In recent years, officials point out, there has been a significant increase in Saudi-funded mosque construction in Malaysia. "It is the easiest way of collecting money from the Saudi Ambassador," goes one cynical comment. Many of these mosques have brought in Pakistani clerics. This has had its impact on Malay perceptions of both India and ethnic Indians.

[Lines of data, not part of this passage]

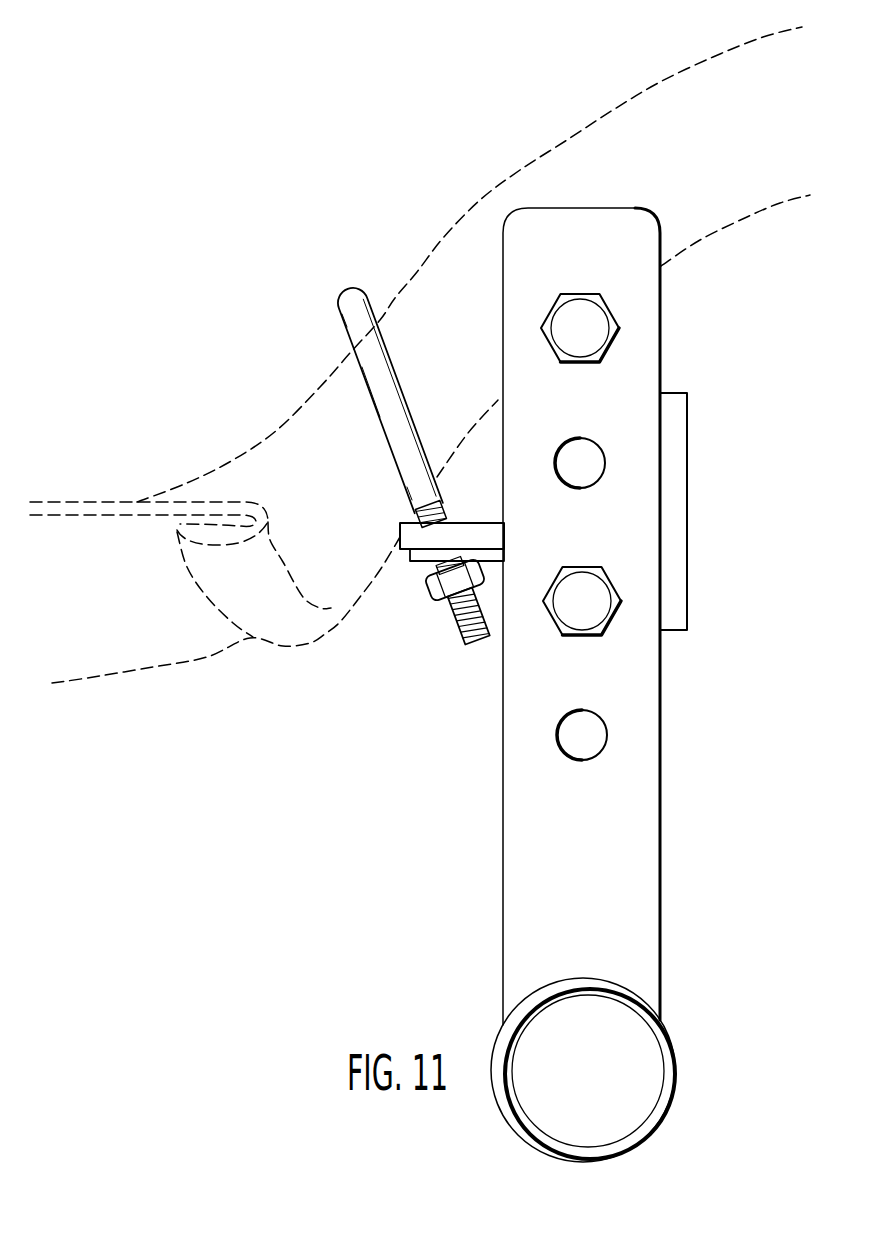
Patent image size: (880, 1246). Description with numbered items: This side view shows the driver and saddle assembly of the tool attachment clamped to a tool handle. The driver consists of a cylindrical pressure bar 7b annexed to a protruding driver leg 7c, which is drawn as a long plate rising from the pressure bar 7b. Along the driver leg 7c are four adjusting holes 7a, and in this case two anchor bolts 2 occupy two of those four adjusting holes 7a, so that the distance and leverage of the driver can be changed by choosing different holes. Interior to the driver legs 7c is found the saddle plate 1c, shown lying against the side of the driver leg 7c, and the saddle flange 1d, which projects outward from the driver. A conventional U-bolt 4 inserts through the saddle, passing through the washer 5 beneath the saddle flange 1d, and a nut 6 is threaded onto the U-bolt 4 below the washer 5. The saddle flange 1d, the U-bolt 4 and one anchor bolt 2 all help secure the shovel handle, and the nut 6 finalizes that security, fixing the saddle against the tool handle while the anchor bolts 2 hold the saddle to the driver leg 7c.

The saddle plate 1c is at (687, 539).
The saddle flange 1d is at (400, 549).
The anchor bolt 2 is at (619, 326).
The U-bolt 4 is at (339, 312).
The washer 5 is at (500, 562).
The nut 6 is at (440, 585).
The adjusting holes 7a is at (605, 460).
The pressure bar 7b is at (677, 1070).
The driver leg 7c is at (662, 880).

That aside, the Chinese and Malaysian Governments are the closest allies in Greater East Asia. They have argued, so far successfully, that India is racially different and has no place in the inner circle in East Asia. Kuala Lumpur has been an obstacle in the path of the India-ASEAN Free Trade Agreement. Indian foreign policy has to confront the Malaysia question at some point.

What are India's options? Malaysia merits a sophisticated response beyond either rhetoric or gunboats. First, there has to be the recognition that New Delhi has a certain responsibility when it comes to safeguarding rights of overseas Indians, particularly Hindus.

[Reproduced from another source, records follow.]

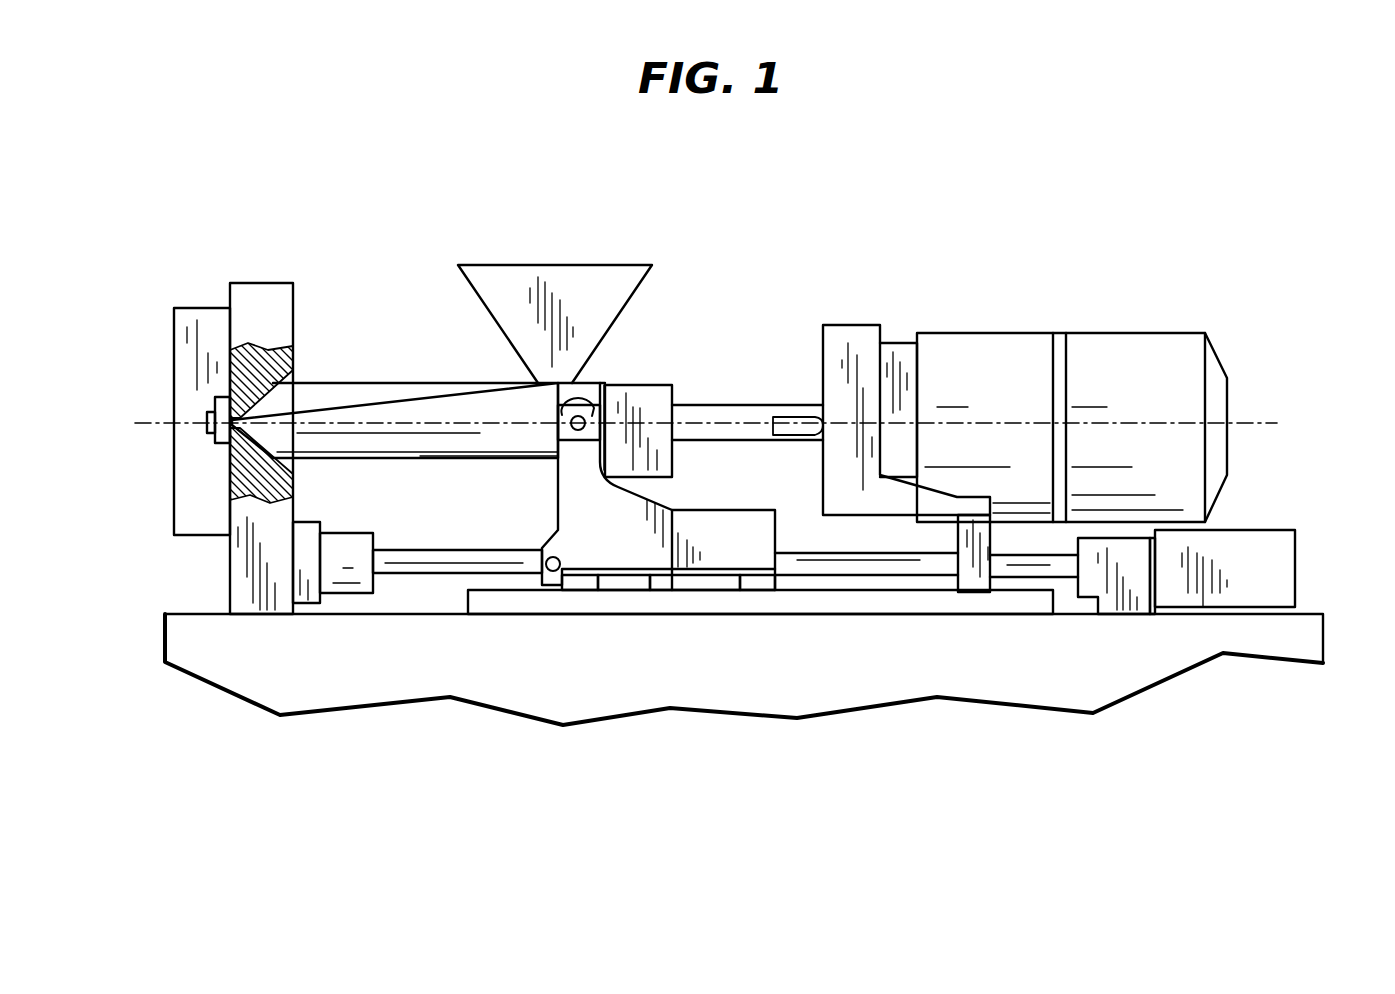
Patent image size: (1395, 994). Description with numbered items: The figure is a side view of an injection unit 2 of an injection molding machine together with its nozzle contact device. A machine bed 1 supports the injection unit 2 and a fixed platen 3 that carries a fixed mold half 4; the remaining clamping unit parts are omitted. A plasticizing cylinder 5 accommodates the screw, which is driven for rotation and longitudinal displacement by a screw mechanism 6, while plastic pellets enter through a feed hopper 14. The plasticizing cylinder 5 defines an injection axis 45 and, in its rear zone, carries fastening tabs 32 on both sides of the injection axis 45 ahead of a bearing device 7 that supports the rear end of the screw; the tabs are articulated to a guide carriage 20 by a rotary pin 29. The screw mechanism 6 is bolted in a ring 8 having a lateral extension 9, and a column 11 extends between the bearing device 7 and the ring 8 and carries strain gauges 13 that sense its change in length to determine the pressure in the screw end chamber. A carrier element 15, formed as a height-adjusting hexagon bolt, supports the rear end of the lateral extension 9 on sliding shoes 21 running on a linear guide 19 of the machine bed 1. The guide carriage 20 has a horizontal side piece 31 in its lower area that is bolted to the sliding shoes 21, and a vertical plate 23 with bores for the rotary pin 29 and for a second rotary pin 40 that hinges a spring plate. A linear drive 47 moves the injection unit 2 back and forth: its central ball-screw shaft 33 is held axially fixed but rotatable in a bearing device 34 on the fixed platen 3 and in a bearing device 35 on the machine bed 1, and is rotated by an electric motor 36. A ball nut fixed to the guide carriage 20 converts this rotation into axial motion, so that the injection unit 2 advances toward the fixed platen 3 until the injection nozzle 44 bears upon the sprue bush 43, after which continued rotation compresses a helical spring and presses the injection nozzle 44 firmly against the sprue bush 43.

The machine bed 1 is at (1323, 636).
The injection unit 2 is at (925, 228).
The fixed platen 3 is at (259, 283).
The fixed mold half 4 is at (173, 332).
The plasticizing cylinder 5 is at (355, 383).
The screw mechanism 6 is at (1048, 312).
The bearing device 7 is at (653, 383).
The ring 8 is at (852, 325).
The lateral extension 9 is at (858, 500).
The column 11 is at (768, 405).
The strain gauges 13 is at (782, 433).
The feed hopper 14 is at (547, 265).
The carrier element 15 is at (975, 592).
The linear guide 19 is at (897, 615).
The guide carriage 20 is at (553, 522).
The sliding shoes 21 is at (582, 592).
The vertical plate 23 is at (675, 523).
The rotary pin 29 is at (560, 409).
The horizontal side piece 31 is at (650, 592).
The fastening tabs 32 is at (595, 400).
The ball-screw shaft 33 is at (437, 550).
The bearing device 34 is at (345, 597).
The bearing device 35 is at (1117, 597).
The electric motor 36 is at (1273, 530).
The rotary pin 40 is at (563, 552).
The sprue bush 43 is at (222, 448).
The injection nozzle 44 is at (213, 405).
The injection axis 45 is at (1253, 423).
The linear drive 47 is at (400, 598).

There are moral as well as practical reasons for this. Pushed to the edge, where are Malaysia's Hindus going to come? To Chennai, where some of the richer ones already own houses.

Second, the traditional ethnic Indian party is the Malaysian Indian Congress (MIC). The MIC is part of the ruling alliance and its leader, Mr Sami Velu, is Minister for Works. He uses his "Indian-ness" to promote business in the mother country, win Malaysian companies infrastructure contracts. Yet, the degree of community dissension against Mr Velu and the MIC now cannot be ignored. One insider describes him "as an old-style Bihar politician who thrives on keeping his supporters poor and badly educated". Another diplomat is blunt: "Mr Velu is the Indians' Uncle Tom."

Finally, India needs to revive a proposal, first made about five years ago, when Ms Veena Sikri was High Commissioner in Kuala Lumpur, that it will support schools for Malaysia's Indian minority, flying in teachers from Tamil Nadu who will teach children both Tamil and English and help the ethnic Indians overcome the built-in biases of the Malaysian Government school system.

This is a system, incidentally, where the roll number on an answer sheet tells the examiner which race the candidate belongs to.